A batalha pelo trono do mercado mobile ganhou um novo capítulo no fechamento de 2025. De acordo com o relatório preliminar da Counterpoint Research, a Apple encerrou o ano com 20 % de participação nas remessas globais de smartphones, crescimento anual de 10 % que destronou a Samsung (19 %). Na prática, significa que de cada cinco aparelhos embarcados em 2025, um deles trazia a maçã na traseira.
iPhone 17: motor da arrancada
A linha iPhone 17, lançada no último trimestre, foi o combustível dessa ultrapassagem. O novo chipset A19 Pro, construído em 2 nm, e o upgrade para câmeras de 48 MP com processamento fotográfico Neural Fusion melhoraram desempenho e autonomia, dois pontos decisivos para quem joga títulos competitivos como Call of Duty Mobile ou grava vídeos em 4K HDR para redes sociais.
Para quem analisa custo-benefício, vale lembrar que o iPhone 16 permaneceu como opção forte em mercados emergentes (Índia, Sudeste Asiático e Brasil), graças às quedas de preço pós-lançamento do sucessor. Com até cinco anos de atualizações de iOS garantidas, o aparelho continua competitivo frente a concorrentes Android mais novos na mesma faixa de preço — algo que pesa para quem busca longevidade antes de clicar em “adicionar ao carrinho”.
Como ficou o ranking global
Abaixo, o panorama das cinco principais fabricantes em 2025:
- Apple – 20 % (+10 % YoY)
- Samsung – 19 % (+5 % YoY)
- Xiaomi – 13 % (estável)
- vivo – 8 % (+3 %)
- OPPO – 7 % (-4 %)
Empresas menores, porém barulhentas, também chamaram atenção: Nothing cresceu 31 % apostando em design transparente e software limpo, enquanto o Google avançou 25 % impulsionado pelo Pixel 9 Pro com IA generativa on-device.
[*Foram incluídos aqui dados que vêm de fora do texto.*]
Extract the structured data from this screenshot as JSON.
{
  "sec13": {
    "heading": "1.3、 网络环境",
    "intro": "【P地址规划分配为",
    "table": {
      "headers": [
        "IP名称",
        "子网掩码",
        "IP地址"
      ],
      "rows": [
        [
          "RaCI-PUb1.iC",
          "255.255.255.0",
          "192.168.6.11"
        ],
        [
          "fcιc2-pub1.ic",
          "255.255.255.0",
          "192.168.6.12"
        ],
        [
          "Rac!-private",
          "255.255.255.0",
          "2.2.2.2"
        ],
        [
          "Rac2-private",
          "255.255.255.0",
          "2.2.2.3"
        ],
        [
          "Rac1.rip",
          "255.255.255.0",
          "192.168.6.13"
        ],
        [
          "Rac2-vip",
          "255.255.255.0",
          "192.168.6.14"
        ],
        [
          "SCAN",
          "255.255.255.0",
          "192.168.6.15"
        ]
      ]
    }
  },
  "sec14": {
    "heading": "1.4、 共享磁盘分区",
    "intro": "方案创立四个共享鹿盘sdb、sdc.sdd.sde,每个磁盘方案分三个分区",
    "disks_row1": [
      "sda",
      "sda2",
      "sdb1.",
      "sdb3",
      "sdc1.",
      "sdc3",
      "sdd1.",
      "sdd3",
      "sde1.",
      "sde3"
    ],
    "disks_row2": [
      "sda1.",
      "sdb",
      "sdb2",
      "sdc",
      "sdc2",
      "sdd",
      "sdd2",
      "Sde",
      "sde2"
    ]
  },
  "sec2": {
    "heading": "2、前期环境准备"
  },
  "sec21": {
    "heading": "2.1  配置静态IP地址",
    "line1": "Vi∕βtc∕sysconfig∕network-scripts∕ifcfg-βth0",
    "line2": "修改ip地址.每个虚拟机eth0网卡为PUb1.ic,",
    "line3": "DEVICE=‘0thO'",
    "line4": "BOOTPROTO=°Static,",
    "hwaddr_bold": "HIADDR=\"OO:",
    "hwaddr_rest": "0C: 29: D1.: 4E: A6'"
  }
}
Por que a Samsung perdeu terreno?
A marca sul-coreana foi bem nos dobráveis Galaxy Z Fold5 e na linha intermediária Galaxy A55, mas enfrentou pressão de preço na Europa Ocidental e América Latina. O ciclo de renovação dos consumidores também alongou: mais gente manteve aparelhos Galaxy por 3 a 4 anos, impactando o volume de upgrades em 2025.
Escassez de memória pode mexer no seu bolso em 2026
Mesmo com o setor crescendo 2 % em 2025, analistas projetam retração de 3 % nas remessas para 2026. O motivo? Falta de DRAM e NAND, já que parte da produção foi desviada para datacenters de IA. Nos bastidores, isso pressiona os custos de fabricação e pode encarecer as próximas gerações de smartphones. Apple e Samsung, com supply chain robusto, tendem a absorver melhor o impacto; marcas voltadas ao custo-benefício podem repassar aumentos ao consumidor.
Imagem: Internet
O que isso significa para você?
• Atualização planejada: Se o seu celular atual já dá sinais de cansaço, olho nas promoções de iPhone 16/17 e Galaxy S24 – o histórico sugere forte competição de preço nos próximos meses, antes que os custos de memória apareçam no PVP.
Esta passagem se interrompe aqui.